The 59th edition of the Rencontres de Moriond QCD and High-Energy Interactions conference took place in La Thuile, Italy, from March 31st to April 6th. This conference was created by Jean Tran Thanh Van in 1966 with the goal of fostering collaboration between experimentalists and theorists in a beautiful and relaxed atmosphere.
João Pires, researcher in the LIP Phenomenology group, contributed with a talk in the session dedicated to QCD. The contribution was titled “Precise Determination of the Strong Coupling Constant αₛ from Dijet Cross Sections up to the Multi-TeV Range.”
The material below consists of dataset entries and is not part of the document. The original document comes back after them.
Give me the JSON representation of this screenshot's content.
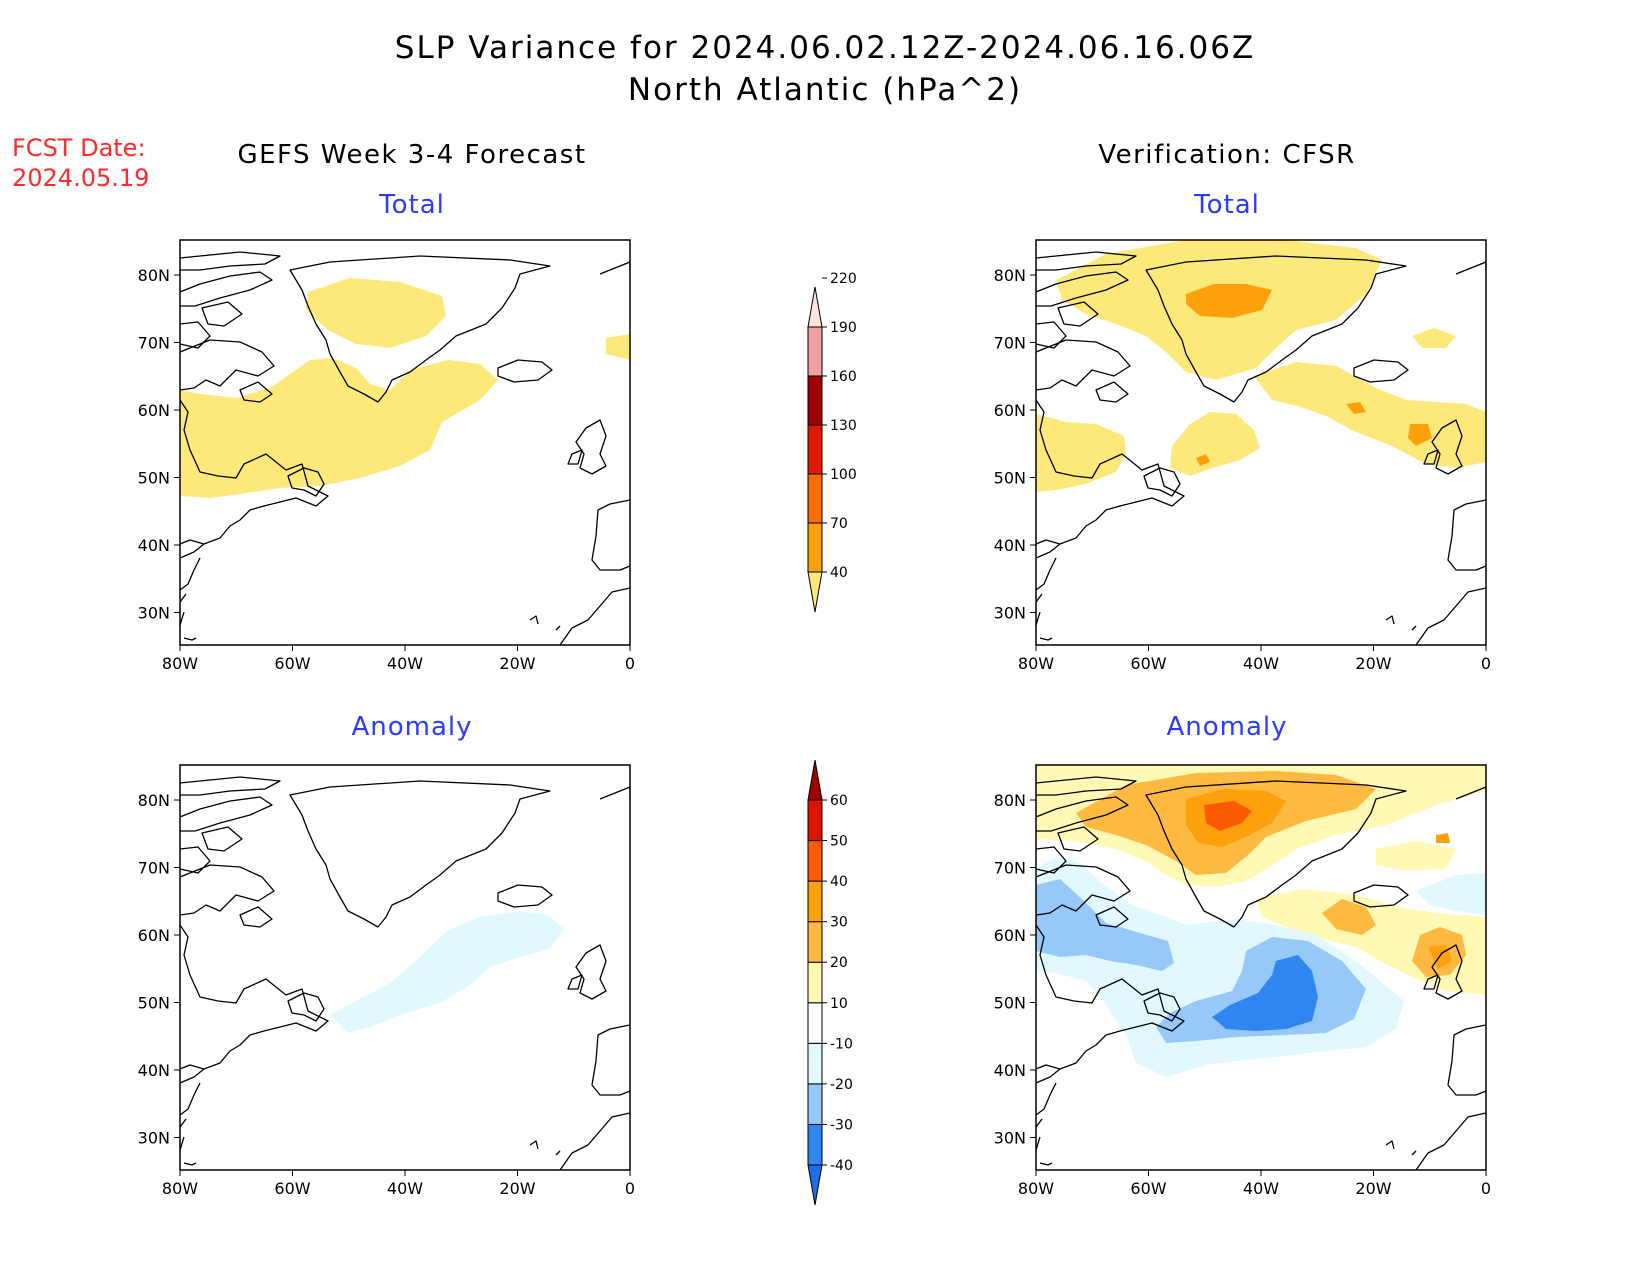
{
  "header": {
    "title_line1": "SLP Variance for 2024.06.02.12Z-2024.06.16.06Z",
    "title_line2": "North Atlantic (hPa^2)"
  },
  "fcst": {
    "label": "FCST Date:",
    "date": "2024.05.19"
  },
  "columns": {
    "left": "GEFS Week 3-4 Forecast",
    "right": "Verification: CFSR"
  },
  "panels": [
    {
      "id": "gefs-total",
      "title": "Total"
    },
    {
      "id": "cfsr-total",
      "title": "Total"
    },
    {
      "id": "gefs-anomaly",
      "title": "Anomaly"
    },
    {
      "id": "cfsr-anomaly",
      "title": "Anomaly"
    }
  ],
  "axes": {
    "lon_labels": [
      "80W",
      "60W",
      "40W",
      "20W",
      "0"
    ],
    "lat_labels": [
      "80N",
      "70N",
      "60N",
      "50N",
      "40N",
      "30N"
    ]
  },
  "colorbars": {
    "total": {
      "labels": [
        "40",
        "70",
        "100",
        "130",
        "160",
        "190",
        "220"
      ],
      "colors": [
        "#fde97a",
        "#fca00c",
        "#fd6d00",
        "#e21800",
        "#a00000",
        "#f0a0a0",
        "#fde4e2"
      ]
    },
    "anomaly": {
      "labels": [
        "-40",
        "-30",
        "-20",
        "-10",
        "10",
        "20",
        "30",
        "40",
        "50",
        "60"
      ],
      "colors": [
        "#1e6ee6",
        "#2e86ee",
        "#96c8f8",
        "#e2f8ff",
        "#ffffff",
        "#fff9b4",
        "#feba40",
        "#fda00c",
        "#fb5a00",
        "#dd1200",
        "#a20000"
      ]
    }
  },
  "colors": {
    "fcst": "#ff2a2a",
    "panel_title": "#2b3bff"
  }
}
The strong coupling constant, denoted by αₛ, is one of the fundamental constants in particle physics that governs the strength of the interaction between quarks and gluons in Quantum Chromodynamics (QCD). A unique aspect of QCD is the property of asymptotic freedom, which awarded the 2004 Nobel Prize in Physics to David Gross, David Politzer, and Frank Wilczek. From this property, it can be deduced that the value of αₛ decreases at higher energies and increases at lower energies. This discovery represented a crucial advancement in our understanding of the nature of the strong force, revealing how it behaves at different energy scales.
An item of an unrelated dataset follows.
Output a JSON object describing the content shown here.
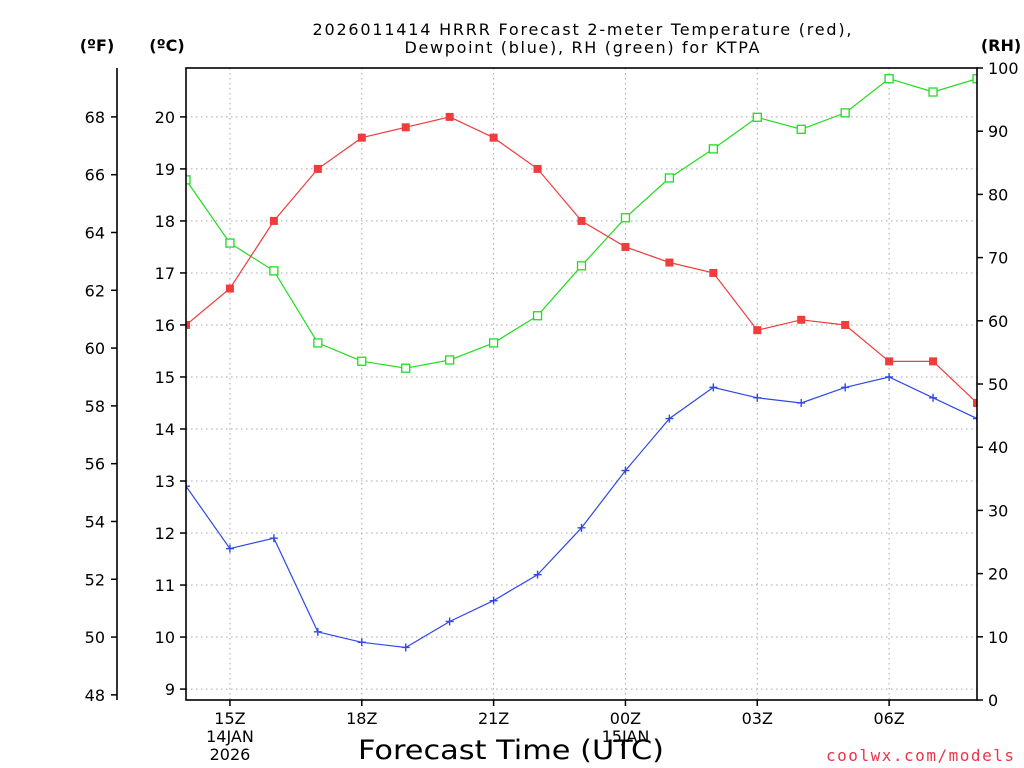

For the research presented at Moriond, a new determination of the value of the strong coupling constant αₛ was made, based on experimental measurements from the ATLAS and CMS experiments at the LHC at center-of-mass energies of 7, 8, and 13 TeV, and its asymptotic freedom behavior was studied. The analysis was carried out using NNLO predictions for jet production in perturbative QCD, developed within the phenomenology group at LIP. From a large subset of LHC experimental data, we inferred a value of αₛ at the Z boson mass scale of αₛ(mZ) = 0.1178 ± 0.0022.
Complementing the LHC data with cross-sections measurements at the HERA collider, which operated at lower energy scales, the hypothesis of asymptotic freedom in QCD was tested in this work over three orders of magnitude in energy scale, from 7 GeV to 7 TeV. The results obtained show excellent agreement with the evolution predicted by QCD, up to the multi-TeV scale.
Since the determination of the value of αₛ can also be made through other methods, using different observables at different energy scales, the values obtained by various research groups may exhibit small variations, compatible within their respective uncertainties. The next step is to include this new determination of αₛ obtained at the LHC with a precision of 1.87%, in the global analysis of αₛ determinations conducted by the PDG (Particle Data Group) collaboration, an international collaboration responsible for establishing measurements of various physical quantities.